Rambus is one of those companies that don't make products but own patents and often sue other companies over alleged infringement, but it looks like its own record isn't really spotless either.

To put it in layman terms, Rambus has a habit of stocking up on patents and then waiting until a product supposedly infringing them is successful.

Once that is done, it starts legal proceedings against those companies in order to get financial settlements or paid legal damages.

Patent trolling is the colloquial term that has come to be widespread on the Internet for this behavior.

Rambus is definitely not the only such company, but it stands apart from the fold through the fact that it has been reasonably successful in its campaigns.

Back in early 2010, for instance, it managed to get $900 million from Samsung, along with a licensing deal.

Currently, Rambus is locked in a number of lawsuits with NVIDIA and others.

Ironically, though, it just had to pay someone else for much the same sort of allegation itself often raises.

A stockholder, investor Stuart J. Steele, began a lawsuit against it back in 2008, claiming that Rambus had incorrectly dated and accounted for stock option grants prior to 2006 (during the 1998-2006 period).

It turns out that the patent company decided to settle out of court, so it paid the man $10.85 million.

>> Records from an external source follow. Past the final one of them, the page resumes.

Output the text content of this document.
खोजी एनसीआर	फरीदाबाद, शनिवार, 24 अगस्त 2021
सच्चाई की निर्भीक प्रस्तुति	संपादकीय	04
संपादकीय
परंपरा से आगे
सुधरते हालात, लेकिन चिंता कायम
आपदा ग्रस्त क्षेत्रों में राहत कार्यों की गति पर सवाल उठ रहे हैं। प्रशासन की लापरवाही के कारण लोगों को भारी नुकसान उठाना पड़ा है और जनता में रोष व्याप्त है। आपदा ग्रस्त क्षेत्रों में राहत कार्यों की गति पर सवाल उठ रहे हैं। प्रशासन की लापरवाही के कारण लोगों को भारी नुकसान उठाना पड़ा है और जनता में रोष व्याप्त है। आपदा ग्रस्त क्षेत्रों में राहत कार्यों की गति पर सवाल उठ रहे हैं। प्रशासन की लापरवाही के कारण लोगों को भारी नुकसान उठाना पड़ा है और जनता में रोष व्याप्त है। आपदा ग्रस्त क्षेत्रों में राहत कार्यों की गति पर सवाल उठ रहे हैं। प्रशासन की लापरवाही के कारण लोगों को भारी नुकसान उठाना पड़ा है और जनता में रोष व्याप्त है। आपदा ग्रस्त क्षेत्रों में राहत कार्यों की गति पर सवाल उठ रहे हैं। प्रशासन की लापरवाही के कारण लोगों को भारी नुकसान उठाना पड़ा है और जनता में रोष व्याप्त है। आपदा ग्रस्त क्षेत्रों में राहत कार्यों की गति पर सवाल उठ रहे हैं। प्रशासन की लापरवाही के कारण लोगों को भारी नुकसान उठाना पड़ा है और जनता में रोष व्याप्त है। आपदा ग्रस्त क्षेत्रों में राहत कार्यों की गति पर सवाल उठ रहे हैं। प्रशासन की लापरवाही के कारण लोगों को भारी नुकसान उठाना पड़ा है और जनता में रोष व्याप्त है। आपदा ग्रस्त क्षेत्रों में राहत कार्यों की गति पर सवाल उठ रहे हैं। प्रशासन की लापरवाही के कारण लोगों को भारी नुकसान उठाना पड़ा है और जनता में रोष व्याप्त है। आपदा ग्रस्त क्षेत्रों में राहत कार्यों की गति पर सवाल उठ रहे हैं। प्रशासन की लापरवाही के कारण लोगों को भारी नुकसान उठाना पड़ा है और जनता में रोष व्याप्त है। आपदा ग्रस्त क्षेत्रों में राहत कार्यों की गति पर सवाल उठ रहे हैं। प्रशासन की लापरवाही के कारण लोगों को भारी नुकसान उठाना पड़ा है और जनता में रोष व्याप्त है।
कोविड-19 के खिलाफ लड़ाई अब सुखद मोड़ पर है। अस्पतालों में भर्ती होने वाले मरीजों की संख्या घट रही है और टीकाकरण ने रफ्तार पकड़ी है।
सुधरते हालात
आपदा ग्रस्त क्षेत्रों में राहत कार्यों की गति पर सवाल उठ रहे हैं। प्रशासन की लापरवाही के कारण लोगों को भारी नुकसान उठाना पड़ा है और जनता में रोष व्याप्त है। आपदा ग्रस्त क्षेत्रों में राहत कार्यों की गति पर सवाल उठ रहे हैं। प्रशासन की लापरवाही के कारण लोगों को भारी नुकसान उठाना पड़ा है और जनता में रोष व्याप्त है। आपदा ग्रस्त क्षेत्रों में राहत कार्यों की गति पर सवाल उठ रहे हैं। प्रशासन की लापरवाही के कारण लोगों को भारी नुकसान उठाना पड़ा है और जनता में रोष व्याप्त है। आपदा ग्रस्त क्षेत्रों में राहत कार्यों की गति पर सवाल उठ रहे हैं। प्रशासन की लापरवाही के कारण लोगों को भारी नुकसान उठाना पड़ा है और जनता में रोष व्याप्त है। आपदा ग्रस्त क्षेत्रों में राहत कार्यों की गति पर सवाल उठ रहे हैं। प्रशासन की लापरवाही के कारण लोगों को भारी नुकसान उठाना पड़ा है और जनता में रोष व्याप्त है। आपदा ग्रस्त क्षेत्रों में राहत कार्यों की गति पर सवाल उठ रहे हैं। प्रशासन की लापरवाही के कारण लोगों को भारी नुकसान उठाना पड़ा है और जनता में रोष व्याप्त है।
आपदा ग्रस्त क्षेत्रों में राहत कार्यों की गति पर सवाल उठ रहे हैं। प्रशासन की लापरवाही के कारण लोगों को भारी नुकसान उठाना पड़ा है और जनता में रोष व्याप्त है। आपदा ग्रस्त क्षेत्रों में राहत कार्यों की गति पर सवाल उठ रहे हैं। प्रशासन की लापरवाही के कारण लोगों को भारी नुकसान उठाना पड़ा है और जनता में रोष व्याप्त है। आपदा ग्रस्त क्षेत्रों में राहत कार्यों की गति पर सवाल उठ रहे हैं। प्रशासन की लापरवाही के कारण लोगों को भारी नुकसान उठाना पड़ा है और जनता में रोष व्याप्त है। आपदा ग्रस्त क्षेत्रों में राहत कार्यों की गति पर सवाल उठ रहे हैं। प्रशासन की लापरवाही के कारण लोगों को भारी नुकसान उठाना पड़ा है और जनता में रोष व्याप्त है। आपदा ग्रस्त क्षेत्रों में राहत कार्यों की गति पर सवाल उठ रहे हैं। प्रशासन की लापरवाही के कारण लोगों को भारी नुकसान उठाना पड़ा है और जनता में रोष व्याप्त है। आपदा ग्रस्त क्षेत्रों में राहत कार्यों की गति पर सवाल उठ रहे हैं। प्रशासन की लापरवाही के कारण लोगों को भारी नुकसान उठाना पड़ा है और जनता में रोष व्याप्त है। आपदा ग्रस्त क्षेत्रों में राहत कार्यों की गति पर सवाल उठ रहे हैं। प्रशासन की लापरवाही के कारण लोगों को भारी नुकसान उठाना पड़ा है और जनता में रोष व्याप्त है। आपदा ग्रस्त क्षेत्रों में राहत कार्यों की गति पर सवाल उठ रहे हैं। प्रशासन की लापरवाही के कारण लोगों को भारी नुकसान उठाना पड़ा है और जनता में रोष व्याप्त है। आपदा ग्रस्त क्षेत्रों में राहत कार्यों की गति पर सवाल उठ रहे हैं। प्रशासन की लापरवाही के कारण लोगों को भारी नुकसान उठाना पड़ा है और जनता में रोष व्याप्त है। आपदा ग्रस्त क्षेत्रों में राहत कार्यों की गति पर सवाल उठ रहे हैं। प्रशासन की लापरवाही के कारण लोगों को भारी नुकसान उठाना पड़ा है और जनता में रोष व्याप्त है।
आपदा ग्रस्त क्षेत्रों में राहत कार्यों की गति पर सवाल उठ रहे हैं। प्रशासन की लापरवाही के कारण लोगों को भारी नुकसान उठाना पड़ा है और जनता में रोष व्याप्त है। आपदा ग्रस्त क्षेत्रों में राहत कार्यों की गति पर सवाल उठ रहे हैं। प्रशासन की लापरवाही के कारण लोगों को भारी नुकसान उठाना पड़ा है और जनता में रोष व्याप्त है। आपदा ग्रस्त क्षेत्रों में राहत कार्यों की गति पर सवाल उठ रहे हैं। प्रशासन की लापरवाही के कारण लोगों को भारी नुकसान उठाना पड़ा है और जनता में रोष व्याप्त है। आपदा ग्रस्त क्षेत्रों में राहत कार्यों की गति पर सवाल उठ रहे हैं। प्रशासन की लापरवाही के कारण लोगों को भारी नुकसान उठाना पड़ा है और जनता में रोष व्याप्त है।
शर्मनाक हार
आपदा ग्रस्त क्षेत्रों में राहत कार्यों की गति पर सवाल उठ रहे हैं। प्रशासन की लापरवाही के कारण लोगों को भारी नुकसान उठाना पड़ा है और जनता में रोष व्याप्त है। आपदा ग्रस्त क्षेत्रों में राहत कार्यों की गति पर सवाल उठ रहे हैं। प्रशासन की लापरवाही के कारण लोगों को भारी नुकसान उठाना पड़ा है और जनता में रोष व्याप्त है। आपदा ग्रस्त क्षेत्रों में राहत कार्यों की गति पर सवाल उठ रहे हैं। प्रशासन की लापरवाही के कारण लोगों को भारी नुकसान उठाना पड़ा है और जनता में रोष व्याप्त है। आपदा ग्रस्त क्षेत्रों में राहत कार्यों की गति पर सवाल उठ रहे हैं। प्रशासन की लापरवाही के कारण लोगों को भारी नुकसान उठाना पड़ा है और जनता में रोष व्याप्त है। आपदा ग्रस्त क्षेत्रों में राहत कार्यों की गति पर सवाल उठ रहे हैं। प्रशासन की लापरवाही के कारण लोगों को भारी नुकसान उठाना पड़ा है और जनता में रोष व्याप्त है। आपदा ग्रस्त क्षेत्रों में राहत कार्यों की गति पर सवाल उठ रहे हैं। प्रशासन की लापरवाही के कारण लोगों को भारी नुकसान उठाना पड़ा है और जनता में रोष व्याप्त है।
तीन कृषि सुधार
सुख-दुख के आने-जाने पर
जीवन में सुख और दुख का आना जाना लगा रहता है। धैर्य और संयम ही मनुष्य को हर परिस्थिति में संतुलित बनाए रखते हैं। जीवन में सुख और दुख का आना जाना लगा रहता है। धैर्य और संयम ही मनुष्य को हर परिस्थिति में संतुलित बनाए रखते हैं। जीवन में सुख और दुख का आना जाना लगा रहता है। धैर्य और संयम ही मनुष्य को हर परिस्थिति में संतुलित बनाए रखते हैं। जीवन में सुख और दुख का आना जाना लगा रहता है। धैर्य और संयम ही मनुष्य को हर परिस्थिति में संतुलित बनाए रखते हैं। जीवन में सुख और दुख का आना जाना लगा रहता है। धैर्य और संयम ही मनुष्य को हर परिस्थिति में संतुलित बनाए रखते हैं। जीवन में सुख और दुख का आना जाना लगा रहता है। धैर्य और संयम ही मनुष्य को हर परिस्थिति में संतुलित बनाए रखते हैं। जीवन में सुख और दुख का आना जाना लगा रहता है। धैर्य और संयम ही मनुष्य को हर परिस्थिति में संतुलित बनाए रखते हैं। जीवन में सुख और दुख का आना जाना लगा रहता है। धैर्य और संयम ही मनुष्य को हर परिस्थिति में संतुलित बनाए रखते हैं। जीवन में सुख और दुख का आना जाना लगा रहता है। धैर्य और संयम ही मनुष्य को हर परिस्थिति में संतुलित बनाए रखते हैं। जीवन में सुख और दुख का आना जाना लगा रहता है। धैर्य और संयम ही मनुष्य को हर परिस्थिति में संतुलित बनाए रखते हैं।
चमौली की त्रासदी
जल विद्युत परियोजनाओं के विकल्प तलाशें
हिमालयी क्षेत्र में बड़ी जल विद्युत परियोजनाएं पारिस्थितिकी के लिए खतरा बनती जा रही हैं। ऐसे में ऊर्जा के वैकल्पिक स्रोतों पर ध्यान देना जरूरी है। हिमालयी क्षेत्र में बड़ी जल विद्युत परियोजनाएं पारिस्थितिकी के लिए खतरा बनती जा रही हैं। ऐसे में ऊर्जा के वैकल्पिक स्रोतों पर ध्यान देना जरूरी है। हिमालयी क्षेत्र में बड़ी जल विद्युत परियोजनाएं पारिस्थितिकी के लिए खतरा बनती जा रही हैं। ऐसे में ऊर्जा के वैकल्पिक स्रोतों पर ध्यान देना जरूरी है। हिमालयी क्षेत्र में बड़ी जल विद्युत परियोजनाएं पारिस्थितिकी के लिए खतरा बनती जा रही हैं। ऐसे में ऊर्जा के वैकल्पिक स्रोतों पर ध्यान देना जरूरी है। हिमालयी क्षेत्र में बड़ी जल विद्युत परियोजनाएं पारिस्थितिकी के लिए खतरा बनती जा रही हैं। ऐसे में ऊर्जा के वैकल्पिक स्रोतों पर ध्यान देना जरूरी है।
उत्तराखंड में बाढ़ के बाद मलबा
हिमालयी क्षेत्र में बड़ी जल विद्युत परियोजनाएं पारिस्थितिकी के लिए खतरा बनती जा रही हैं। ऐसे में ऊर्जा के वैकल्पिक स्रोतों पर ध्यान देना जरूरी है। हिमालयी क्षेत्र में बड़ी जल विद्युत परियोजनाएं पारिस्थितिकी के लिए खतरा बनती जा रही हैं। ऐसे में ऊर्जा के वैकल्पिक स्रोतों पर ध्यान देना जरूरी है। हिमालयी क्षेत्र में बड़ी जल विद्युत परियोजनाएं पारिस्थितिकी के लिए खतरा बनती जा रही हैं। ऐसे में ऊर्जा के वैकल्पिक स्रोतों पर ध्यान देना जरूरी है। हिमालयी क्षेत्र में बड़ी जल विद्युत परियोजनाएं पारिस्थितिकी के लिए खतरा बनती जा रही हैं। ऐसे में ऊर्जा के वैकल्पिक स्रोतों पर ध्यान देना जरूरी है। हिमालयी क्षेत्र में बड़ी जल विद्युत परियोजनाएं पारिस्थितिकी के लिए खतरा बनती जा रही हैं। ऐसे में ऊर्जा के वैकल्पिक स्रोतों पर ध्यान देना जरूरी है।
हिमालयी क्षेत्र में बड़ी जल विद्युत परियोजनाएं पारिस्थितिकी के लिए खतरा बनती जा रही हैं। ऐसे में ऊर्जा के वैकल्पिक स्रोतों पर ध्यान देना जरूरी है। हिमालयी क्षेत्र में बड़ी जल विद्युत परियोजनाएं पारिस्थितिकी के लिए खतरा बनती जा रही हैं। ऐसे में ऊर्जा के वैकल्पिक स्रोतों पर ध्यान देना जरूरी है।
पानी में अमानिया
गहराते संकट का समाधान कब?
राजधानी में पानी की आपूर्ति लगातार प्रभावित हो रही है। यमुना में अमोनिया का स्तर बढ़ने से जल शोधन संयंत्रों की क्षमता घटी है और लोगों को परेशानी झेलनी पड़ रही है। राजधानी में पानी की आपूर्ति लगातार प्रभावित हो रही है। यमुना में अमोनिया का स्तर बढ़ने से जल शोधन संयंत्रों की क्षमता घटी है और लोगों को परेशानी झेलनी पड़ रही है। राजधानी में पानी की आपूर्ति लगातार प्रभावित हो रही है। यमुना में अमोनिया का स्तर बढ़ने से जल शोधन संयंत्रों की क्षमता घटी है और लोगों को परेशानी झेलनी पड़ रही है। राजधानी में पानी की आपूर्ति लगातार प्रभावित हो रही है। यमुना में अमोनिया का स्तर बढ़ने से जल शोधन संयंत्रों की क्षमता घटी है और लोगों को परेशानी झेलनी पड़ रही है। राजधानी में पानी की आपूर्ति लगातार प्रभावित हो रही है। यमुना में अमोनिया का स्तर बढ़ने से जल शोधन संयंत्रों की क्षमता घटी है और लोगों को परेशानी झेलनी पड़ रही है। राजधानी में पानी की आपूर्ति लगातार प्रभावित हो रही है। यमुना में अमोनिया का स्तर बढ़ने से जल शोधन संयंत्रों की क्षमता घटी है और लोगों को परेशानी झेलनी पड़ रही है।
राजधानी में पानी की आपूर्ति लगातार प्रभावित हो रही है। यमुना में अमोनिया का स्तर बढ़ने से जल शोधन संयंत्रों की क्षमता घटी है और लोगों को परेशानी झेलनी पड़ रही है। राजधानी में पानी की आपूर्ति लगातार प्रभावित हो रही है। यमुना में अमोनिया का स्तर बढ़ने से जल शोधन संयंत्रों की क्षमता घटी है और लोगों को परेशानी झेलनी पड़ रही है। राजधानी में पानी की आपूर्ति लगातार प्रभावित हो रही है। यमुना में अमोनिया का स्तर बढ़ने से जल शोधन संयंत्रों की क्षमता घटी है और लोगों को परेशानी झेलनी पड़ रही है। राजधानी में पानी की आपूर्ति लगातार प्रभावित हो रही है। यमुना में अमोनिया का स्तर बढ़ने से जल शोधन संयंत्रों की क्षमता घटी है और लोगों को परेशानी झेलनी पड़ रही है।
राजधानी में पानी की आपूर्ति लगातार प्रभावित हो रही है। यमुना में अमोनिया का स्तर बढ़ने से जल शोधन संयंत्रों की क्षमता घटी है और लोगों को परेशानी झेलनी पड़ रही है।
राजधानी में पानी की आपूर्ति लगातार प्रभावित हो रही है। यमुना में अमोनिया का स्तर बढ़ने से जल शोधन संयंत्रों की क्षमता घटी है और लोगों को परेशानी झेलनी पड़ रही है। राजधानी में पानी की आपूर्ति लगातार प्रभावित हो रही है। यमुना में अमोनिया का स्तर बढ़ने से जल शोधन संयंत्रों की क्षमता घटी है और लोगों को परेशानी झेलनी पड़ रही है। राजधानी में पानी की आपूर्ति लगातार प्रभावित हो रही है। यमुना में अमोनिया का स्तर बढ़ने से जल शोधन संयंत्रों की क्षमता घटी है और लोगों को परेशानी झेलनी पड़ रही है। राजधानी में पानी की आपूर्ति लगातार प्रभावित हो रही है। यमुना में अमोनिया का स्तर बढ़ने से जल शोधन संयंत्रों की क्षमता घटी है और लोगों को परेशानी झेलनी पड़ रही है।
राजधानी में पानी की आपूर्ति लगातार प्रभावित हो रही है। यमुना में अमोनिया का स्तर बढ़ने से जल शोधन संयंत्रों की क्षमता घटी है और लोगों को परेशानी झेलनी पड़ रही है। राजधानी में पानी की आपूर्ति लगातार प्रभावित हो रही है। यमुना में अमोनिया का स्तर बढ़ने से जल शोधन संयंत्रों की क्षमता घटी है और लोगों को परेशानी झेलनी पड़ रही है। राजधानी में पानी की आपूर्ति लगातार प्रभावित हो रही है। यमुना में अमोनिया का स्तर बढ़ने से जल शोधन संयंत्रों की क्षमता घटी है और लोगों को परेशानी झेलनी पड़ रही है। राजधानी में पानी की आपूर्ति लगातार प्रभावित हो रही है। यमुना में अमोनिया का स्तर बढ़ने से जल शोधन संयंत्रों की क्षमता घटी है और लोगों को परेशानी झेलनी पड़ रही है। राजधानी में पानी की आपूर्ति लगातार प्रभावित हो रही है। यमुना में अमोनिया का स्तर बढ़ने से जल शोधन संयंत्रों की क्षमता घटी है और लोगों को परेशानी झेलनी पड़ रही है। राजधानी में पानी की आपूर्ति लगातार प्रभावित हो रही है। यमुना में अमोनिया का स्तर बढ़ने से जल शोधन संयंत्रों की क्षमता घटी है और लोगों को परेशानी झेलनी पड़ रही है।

In other words, it didn't expect to win the case, which goes to show that it is guilty of things similar to what it accuses NVIDIA, Hynix and many others of.

Speaking of Hynix, last month, it and Micron were found not to have actually caused the downfall of Rambus' RDRAM technology, much to the plaintiff's chagrin.

That makes this new $10.85 million settlement the second slap on the wrist within little over a month.